ドリシィ・ドール(21)
「──本当に。黙っていて、ごめんなさい」
薄い紫のワンピースを着たドリシィが、顔を伏せた。
「ドールに囲まれていることを隠すのは、ママの仕事を隠しているようで──私はママの仕事を素晴らしいと思っているのに、やっていることはまるで正反対で。凄く苦しかったけど。
でも、私──ずっとドールに囲まれていると、自分までがドールになっていくようで‥‥怖かった。月の学校へ行った時、お人形さんって、いじめられたことがあって。でもずっと、ママのいない船の中にいると、本当にドールになりそうで。私、とても怖かった」
──私は、ドールじゃないです。
あの言葉には、どれだけの意味が込められていたのか。
「舞踏会のシステムは、ママから私への贈りものなんです」
ドリシィが云った。
「小さい時、星の舞踏会に憧れて、設計図を描いていた私の夢を、実現してくれました。でも私──泣いたそうです。王子様がいないって。一人じゃ舞踏会に行けないって。ママが王子様も作ってあげるって云ったんですが、断固拒否、だったそうです。王子様は作るものじゃない、運命で出会うものだって」
「情熱的な子供だなあ」
「──その。その頃好きだったコスモ放送の子供番組で、そういう話があったみたいで」
ドリシィは、ポッと赤くなった。
「それで私、決めたそうです。王子様と一緒じゃなきゃ、舞踏会には行かないって。本当に子供じみた理由だと思いますけど。‥‥でも、結局ずっと、私は一人で舞踏会へ行く気にはなれなかった。

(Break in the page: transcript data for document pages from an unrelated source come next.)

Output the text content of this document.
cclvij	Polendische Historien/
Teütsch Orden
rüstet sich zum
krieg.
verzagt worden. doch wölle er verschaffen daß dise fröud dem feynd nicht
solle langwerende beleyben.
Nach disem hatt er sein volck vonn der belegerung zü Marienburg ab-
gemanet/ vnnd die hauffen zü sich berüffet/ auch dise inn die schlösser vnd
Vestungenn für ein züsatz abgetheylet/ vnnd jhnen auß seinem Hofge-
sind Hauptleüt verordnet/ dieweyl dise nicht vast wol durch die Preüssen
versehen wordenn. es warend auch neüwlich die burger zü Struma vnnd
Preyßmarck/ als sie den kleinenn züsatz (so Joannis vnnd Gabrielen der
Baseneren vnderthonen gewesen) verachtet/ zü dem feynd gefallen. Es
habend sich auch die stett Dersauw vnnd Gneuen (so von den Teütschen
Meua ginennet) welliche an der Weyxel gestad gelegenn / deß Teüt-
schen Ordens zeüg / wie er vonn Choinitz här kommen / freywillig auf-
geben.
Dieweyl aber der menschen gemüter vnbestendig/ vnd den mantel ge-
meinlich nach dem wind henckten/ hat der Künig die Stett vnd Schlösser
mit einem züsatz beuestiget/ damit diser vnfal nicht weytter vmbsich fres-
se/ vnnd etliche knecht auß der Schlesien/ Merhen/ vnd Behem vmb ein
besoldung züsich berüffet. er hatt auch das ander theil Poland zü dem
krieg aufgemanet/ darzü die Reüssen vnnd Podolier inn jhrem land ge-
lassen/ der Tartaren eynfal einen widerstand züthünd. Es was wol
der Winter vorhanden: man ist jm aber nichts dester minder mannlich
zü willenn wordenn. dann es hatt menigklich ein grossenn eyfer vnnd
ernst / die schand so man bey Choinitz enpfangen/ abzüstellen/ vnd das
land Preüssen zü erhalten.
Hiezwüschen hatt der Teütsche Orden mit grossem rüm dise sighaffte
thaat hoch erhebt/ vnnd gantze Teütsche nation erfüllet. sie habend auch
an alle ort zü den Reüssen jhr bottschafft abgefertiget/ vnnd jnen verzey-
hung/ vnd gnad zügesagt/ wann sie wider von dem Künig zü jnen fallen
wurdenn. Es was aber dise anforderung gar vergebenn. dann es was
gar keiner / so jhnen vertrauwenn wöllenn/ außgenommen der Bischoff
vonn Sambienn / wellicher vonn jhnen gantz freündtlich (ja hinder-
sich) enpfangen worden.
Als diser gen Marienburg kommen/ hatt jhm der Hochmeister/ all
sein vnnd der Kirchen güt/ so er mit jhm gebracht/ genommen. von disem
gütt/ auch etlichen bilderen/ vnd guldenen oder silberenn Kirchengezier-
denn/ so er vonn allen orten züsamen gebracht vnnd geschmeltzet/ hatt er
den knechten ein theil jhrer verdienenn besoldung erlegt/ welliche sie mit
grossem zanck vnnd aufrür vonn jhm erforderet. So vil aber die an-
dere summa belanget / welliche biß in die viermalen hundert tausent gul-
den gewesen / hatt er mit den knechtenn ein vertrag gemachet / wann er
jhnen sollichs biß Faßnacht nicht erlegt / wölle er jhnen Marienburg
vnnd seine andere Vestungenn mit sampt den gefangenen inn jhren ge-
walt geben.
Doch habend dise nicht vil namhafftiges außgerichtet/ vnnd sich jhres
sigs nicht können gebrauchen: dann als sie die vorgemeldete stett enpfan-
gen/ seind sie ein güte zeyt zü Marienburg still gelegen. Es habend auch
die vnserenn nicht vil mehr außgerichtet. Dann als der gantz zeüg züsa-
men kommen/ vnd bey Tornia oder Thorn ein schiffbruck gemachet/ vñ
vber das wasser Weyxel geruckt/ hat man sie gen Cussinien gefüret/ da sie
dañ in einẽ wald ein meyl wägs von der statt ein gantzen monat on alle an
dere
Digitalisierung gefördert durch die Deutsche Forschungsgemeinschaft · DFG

ドールにエスコートされるのは、いや。憧れの星の舞踏会へは、一番好きな人と行きたい。そんなことは、この船にいる限り決して起こらないと思っていたけれど。夢月さんのおかげで──起こりました」
ドリシィが、腰の位置をずらした。俺との距離が、ぐっと縮まる。
「ありがとう、夢月さん。今日のことを──十七歳の誕生日を。私、一生忘れません」
「‥‥うん」
重ねられた手。閉じられた緑の瞳。
もう迷うもんか。俺はそっとドリシィに顔を寄せて──え? 十七歳?
「十七歳って‥‥俺がこの間十五歳になったばっかりだから‥‥」
「あ! じゃあ、おねえさまは、私だったんですね!」
ドリシィの返事に力が抜けた。おねえさまって単語を、ここで使うか!
しかし──絶対に同い年か、下手したら年下だと思っていたのに。
まさか、年上だなんて。
「十七歳じゃ‥‥ダメですか?」
ドリシィが、ちらっと拗ねた。
左の頬を軽くふくらませて、その上目遣いの可愛らしさに、俺はクラクラする。
「ダメじゃないよ。俺は全然ダメじゃない。でもドリシィは、いいの?」
「何がですか?」
「俺が年下でも」
「うーん、おねえさまって呼べなくなるのは残念ですけど」
「そういうことかい!」
「冗談です」
ドリシィはいたずらめいた瞳で笑うと、俺の顔を覗き込んだ。俺は怒ったフリをしようとしたけど。
「むーつき、さん」
ドリシィがキスをせがむように、目を閉じた。息を止めたその姿は、まるで本物のドールみたい。だけど違う。中身は、意外に強引で、無邪気で、泣き虫。時に少し我儘だけど、健気で、素直な女の子。俺が惚れてしまった──とびきり特別な女の子。
かなうわけ、ないじゃないか。
焦れてひらいたドリシィのまぶたを、苦笑いして、右手でふさいだ。
そして、三度めの正直。
カチッと動いたミューゼルの電源を、ドリシィが素早くオフにして。
「大好きです、夢月さん」
──背景に、フワフワの星屑を一杯に散りばめた気分で。
俺とドリシィは、宇宙で一番、甘ったるいキスをした。